Illness. It happened in London, in the summer of 1998. I was spending a month there with my family, planning to stay for two additional months on my own to do research concerning my current project: the concept of narrative in various disciplines (historiography, psychoanalysis, legal studies). When I came out of the hairdresser's one day, everything seemed alarmingly blurred, objects looked doubled, angles askew, people cut in the middle. Within a short while, I realized that I could no longer read, since lines suddenly collapsed into each other. My eyelids would droop without any warning, and I lost a sense of distance, so that an approaching bus could [End Page 9] be quite near without my noticing. Tentative diagnosis: ocular myasthenia, an autoimmune neurological disease. Immediate result: I returned to Israel with my family after the first month, without doing any of the planned research.
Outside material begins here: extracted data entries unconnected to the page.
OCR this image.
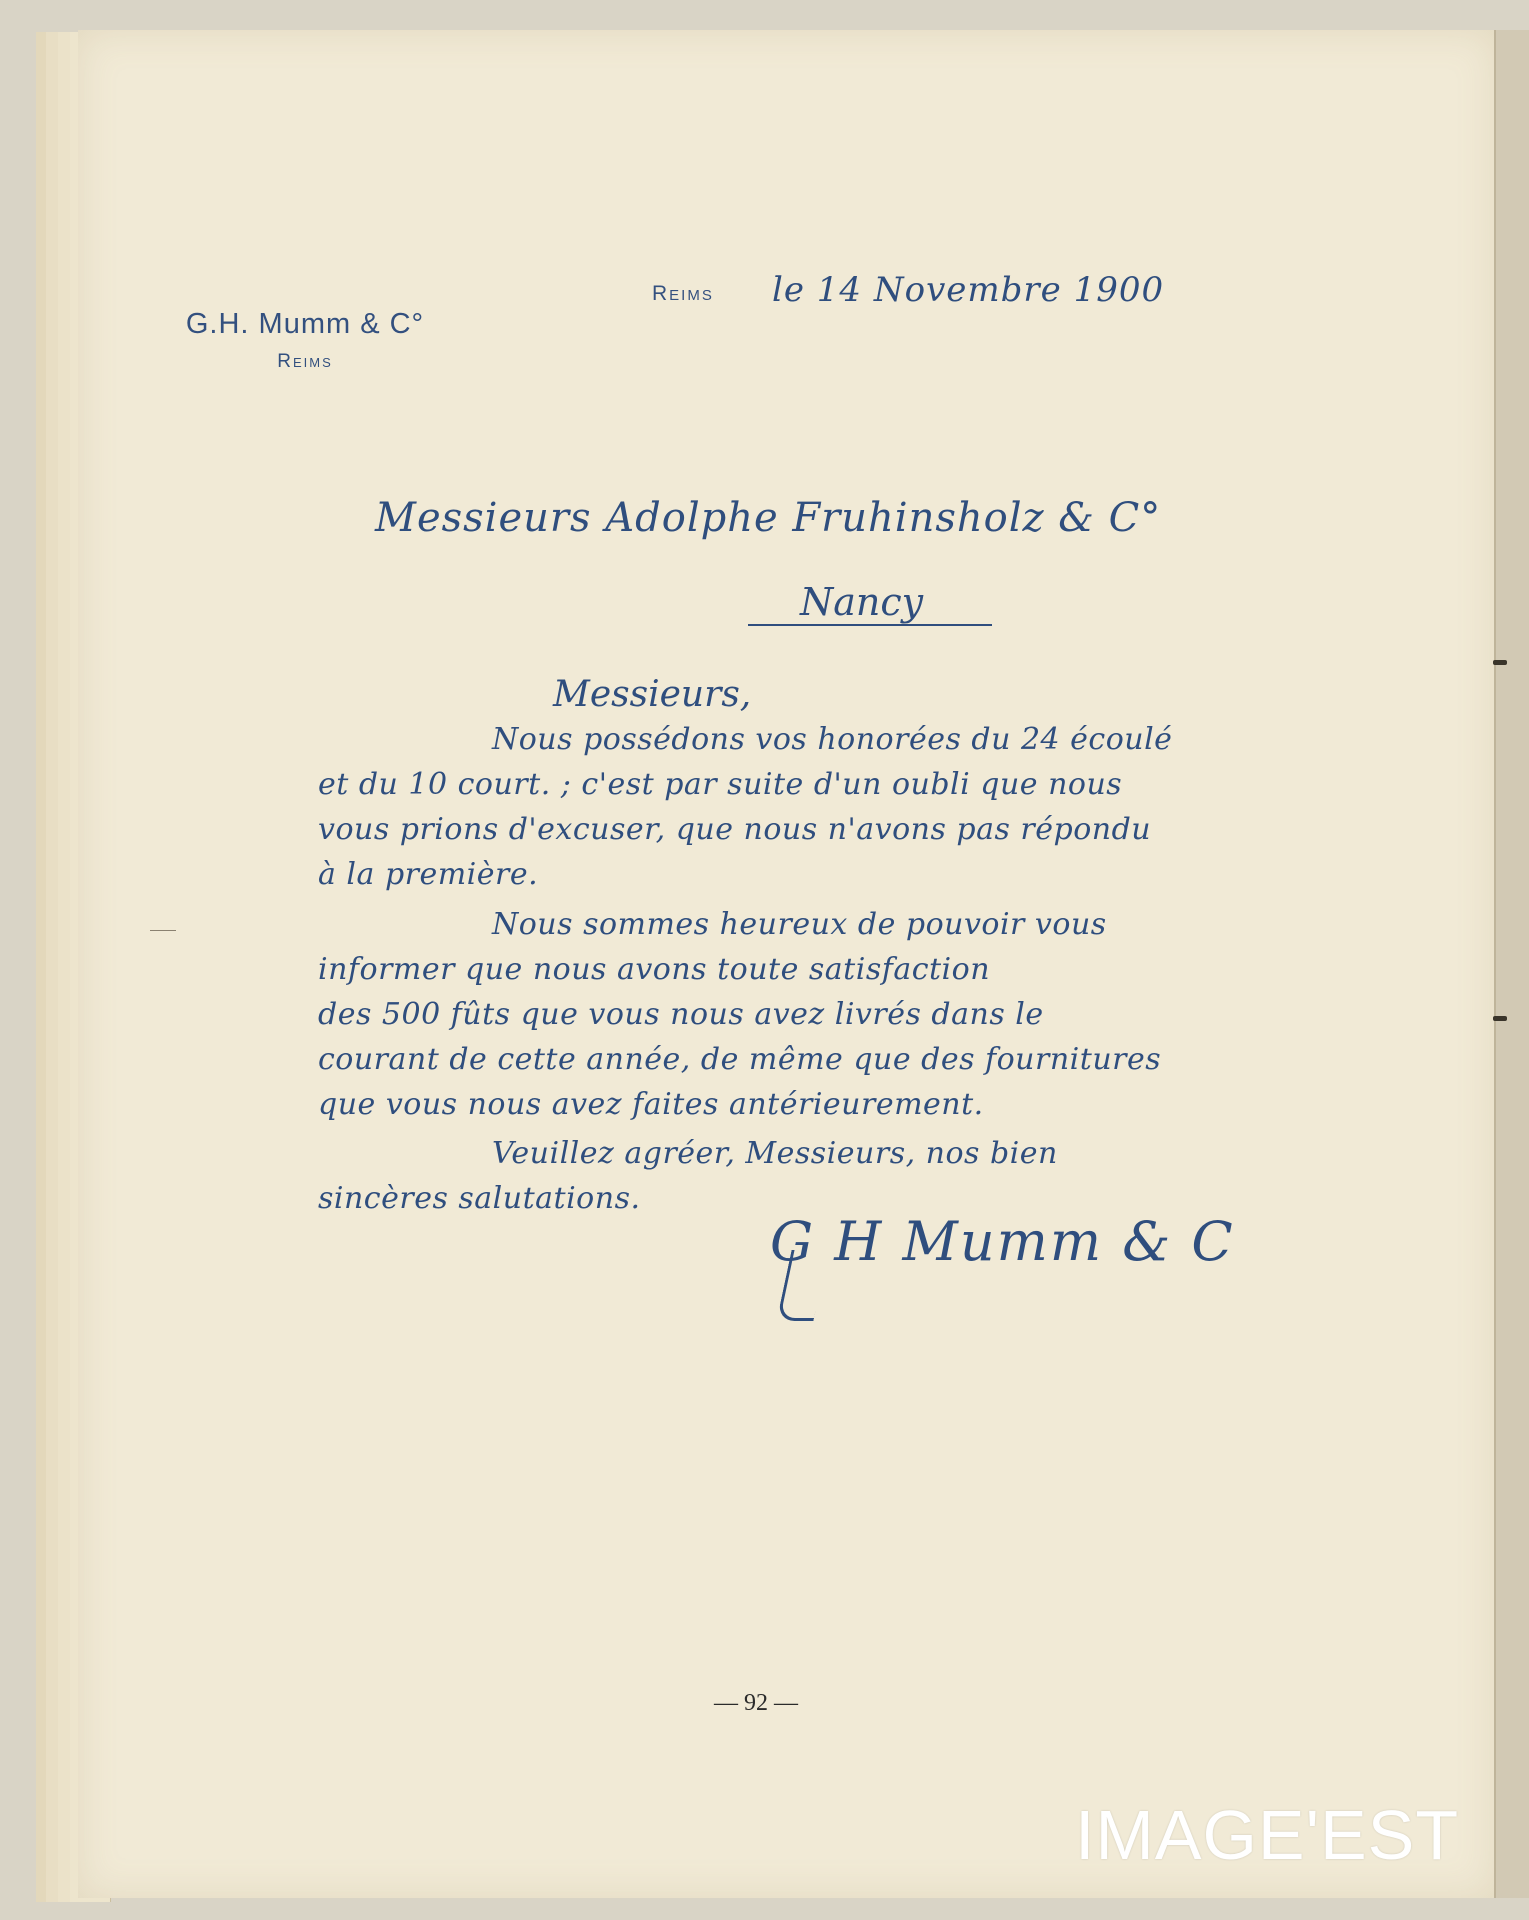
G.H. Mumm & C°
Reims
Reims le 14 Novembre 1900
Messieurs Adolphe Fruhinsholz & C°
Nancy
Messieurs,
Nous possédons vos honorées du 24 écoulé
et du 10 court. ; c'est par suite d'un oubli que nous
vous prions d'excuser, que nous n'avons pas répondu
à la première.
Nous sommes heureux de pouvoir vous
informer que nous avons toute satisfaction
des 500 fûts que vous nous avez livrés dans le
courant de cette année, de même que des fournitures
que vous nous avez faites antérieurement.
Veuillez agréer, Messieurs, nos bien
sincères salutations.
G H Mumm & C
— 92 —
IMAGE'EST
Not the best illness for an academic, this interference with reading and writing (though I would be hard put to say which illness is best). 2 "A death blow" was my first reaction, followed by an "identity crisis." In retrospect, it seems to me that the sense of a rupture was caused by three main aspects of the condition: reading and writing, a professional necessity as well as an existential passion, have become virtually impossible. The need to control, both an asset and a problem in my professional and personal life, 3 has itself been controlled by the unpredictability of individual attacks as well as the course of the whole disease. Intensity, associated in my mind with experiencing things fully, fighting circumstances rather than succumbing to them, and an uncompromising "all or nothing" temperament, had to give way to an acceptance of life "on a small fire." The present text is an indirect working-through of my experience of discontinuity--indirect, because it is not a personal confession, but an exploration of the experience through a reading of other subjects' stories about their illnesses. Without denying embarrassment as a possible motive for indirection, it (also) seems to me that this approach is particularly suitable for illness narratives, because what is problematized in the textual corpus I examine is precisely the "auto" component of "autobiography." 4
The Scope of the Study
This study explores the interplay in illness narratives between continuity, its disruption, and the various ways of coping with the latter. What happens when the present is so different from the past that subjects experience themselves as "others"? And how does uncertainty about the future, or its blocking, affect the "identity" of ill subjects? How do ill subjects cope with the disruption of continuity? And how do they reconstruct their stories (to the extent that they do) as a result of the rupture? Is continuity replaced by a bipartite story, a "before" and "after," with an unbridgeable gap between them? Does the breaking of continuity sometimes lead to a more radical fragmentation, and if so--is the term "narrative" still applicable? Or, conversely, is narrative a way of creating...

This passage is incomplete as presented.